O assessor da Pastoral Carcerária Nacional, Padre Gianfranco Graziola, missionário da Consolata, comenta a decisão do Papa Francisco de mais uma vez realizar na prisão a missa com o rito do Lava-pés. Sua reflexão é inspirada na frase que o Pontífice repete com frequência: “Por que eles e não eu?”.
Pe. Gianfranco Graziola – Cidade do Vaticano
O Papa Francisco volta mais uma vez a celebrar a Ceia do Senhor com o rito do Lava-pés entre os muros de um cárcere, escolhendo este ano Velletri, na Província de Roma. Todas as vezes que Francisco encontra o mundo do cárcere costuma repetir uma frase que virou um lema: “Por que eles e não eu?”
Estas palavras que parecem ser tão simples, na realidade são um grande questionamento que Francisco coloca a si próprio, mas também a cada um e cada uma de nós que acha normal que uma pessoa pague, ou seja, castigada pelos seus atos e, consequentemente, encarcerada.
Mundanismo espiritual
Ajuda-nos a compreender melhor esta provocação do Bispo de Roma o texto da comunidade de João, que, ao invés de nos narrar as palavras da instituição da Eucaristia, coloca no centro o Lava-pés, dizendo-nos que para seguir Jesus é preciso fazer um dúplice movimento: deixar-nos lavar os pés e lavar os pés uns dos outros.
No diálogo entre Jesus e Pedro, sobressai o que muitas vezes nós somos: arrogantes e autorreferenciais, chegando a afirmar como ele: “Tu nunca me lavarás os pés!”. Com o resultado que nossa vida cristã se reduz à superficialidade e ao mundanismo espiritual.
Precisamos ouvir mais uma vez como Pedro as palavra claras de Jesus: “Se não te lavar os pés não terás parte comigo”. É preciso assumir a atitude de serviço, de humildade, de entrega do mestre se quisermos entrar e tomar parte da vida e do projeto dele que Francisco, sucessor de Pedro e Bispo de Roma, expressa não apenas em suas palavras, mas concretamente em suas ações, como o partilhar a mesa com os pobres, com nossos irmãos de rua, com os encarcerados e encarceradas ou visitando nas sextas-feiras da misericórdia realidades e situações que expressam concretamente o lavar e deixar-se lavar os pés – fato que acontece todas as vezes que nos colocamos na escuta atenta e fraterna das dores e das angústias de quem não tem vez e voz, de quem é invisível em nossa sociedade de consumo e muitas vezes também em nossos templos.
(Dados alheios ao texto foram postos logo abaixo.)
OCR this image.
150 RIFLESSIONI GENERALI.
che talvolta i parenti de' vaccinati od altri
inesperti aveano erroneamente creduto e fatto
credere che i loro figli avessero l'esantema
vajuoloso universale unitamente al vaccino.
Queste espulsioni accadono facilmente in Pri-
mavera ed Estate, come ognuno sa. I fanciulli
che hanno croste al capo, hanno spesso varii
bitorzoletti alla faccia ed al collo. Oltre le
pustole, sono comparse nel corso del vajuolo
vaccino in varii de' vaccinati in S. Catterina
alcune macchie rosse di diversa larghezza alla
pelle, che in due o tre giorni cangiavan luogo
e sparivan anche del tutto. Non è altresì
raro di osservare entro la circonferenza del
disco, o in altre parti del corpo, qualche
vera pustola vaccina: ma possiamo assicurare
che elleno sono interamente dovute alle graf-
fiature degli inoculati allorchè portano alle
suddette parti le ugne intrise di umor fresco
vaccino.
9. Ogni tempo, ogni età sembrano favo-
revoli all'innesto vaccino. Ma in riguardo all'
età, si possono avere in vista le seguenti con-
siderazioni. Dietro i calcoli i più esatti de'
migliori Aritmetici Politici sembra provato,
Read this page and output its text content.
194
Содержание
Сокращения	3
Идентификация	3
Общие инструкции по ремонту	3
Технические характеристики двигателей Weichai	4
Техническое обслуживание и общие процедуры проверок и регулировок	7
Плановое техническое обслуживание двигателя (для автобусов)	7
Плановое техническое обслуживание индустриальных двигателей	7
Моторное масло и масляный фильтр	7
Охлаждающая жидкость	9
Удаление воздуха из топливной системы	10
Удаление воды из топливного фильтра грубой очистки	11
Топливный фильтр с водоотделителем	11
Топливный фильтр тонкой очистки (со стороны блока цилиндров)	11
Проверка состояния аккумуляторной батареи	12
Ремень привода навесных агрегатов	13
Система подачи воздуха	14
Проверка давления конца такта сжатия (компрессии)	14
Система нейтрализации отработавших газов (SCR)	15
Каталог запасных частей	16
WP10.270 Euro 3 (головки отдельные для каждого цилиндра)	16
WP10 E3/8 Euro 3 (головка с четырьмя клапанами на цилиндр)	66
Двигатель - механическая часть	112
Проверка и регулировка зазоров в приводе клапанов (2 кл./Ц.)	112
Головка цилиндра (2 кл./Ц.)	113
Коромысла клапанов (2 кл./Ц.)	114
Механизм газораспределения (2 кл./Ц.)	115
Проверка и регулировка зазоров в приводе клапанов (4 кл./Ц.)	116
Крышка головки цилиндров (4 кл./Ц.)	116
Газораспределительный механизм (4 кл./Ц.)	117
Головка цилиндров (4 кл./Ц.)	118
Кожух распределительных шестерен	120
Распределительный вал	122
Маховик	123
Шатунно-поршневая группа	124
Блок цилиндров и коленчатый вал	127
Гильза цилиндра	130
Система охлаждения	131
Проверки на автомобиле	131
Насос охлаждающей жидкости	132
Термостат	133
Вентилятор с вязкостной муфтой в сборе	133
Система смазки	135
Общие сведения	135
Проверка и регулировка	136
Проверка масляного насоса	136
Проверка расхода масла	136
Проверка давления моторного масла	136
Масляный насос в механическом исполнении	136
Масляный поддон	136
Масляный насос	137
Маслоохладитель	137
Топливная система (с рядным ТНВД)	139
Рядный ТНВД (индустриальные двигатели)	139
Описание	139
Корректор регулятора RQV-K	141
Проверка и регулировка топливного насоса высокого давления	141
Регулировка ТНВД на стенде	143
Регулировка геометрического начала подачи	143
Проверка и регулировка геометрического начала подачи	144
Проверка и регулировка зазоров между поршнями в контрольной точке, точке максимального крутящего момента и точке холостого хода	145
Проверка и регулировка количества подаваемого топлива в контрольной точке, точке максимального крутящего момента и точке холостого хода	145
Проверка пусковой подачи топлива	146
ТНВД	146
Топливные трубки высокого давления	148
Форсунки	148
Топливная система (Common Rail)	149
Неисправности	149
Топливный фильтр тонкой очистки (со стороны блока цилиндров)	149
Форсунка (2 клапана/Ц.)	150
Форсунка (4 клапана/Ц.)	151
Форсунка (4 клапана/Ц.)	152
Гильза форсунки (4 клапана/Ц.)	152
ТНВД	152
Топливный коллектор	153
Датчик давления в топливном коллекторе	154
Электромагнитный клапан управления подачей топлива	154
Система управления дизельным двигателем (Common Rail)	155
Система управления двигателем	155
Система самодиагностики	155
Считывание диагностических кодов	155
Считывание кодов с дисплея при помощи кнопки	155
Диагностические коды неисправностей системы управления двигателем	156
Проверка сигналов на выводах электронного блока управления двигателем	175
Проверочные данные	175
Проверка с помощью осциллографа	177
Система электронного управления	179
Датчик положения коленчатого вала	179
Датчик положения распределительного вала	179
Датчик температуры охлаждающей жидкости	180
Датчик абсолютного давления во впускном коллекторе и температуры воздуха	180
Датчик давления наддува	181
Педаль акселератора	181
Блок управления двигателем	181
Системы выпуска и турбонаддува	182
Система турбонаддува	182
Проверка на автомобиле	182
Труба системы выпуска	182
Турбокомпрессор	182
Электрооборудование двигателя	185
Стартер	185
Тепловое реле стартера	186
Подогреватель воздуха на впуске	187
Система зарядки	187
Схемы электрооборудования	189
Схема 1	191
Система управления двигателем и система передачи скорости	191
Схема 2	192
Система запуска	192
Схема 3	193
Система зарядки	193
Por isso, também um dos últimos gestos de Papa Francisco de se abaixar e beijar os pés dos lideres políticos do Sudão do Sul expressa uma inversão da lógica onde a verdadeira força da transformação está no serviço, expressão da civilização do amor.
João Crisóstomo afirmava:
“Todas as vezes que vedes um pobre (…), recordai-vos que tendes sob os vossos olhos um altar.”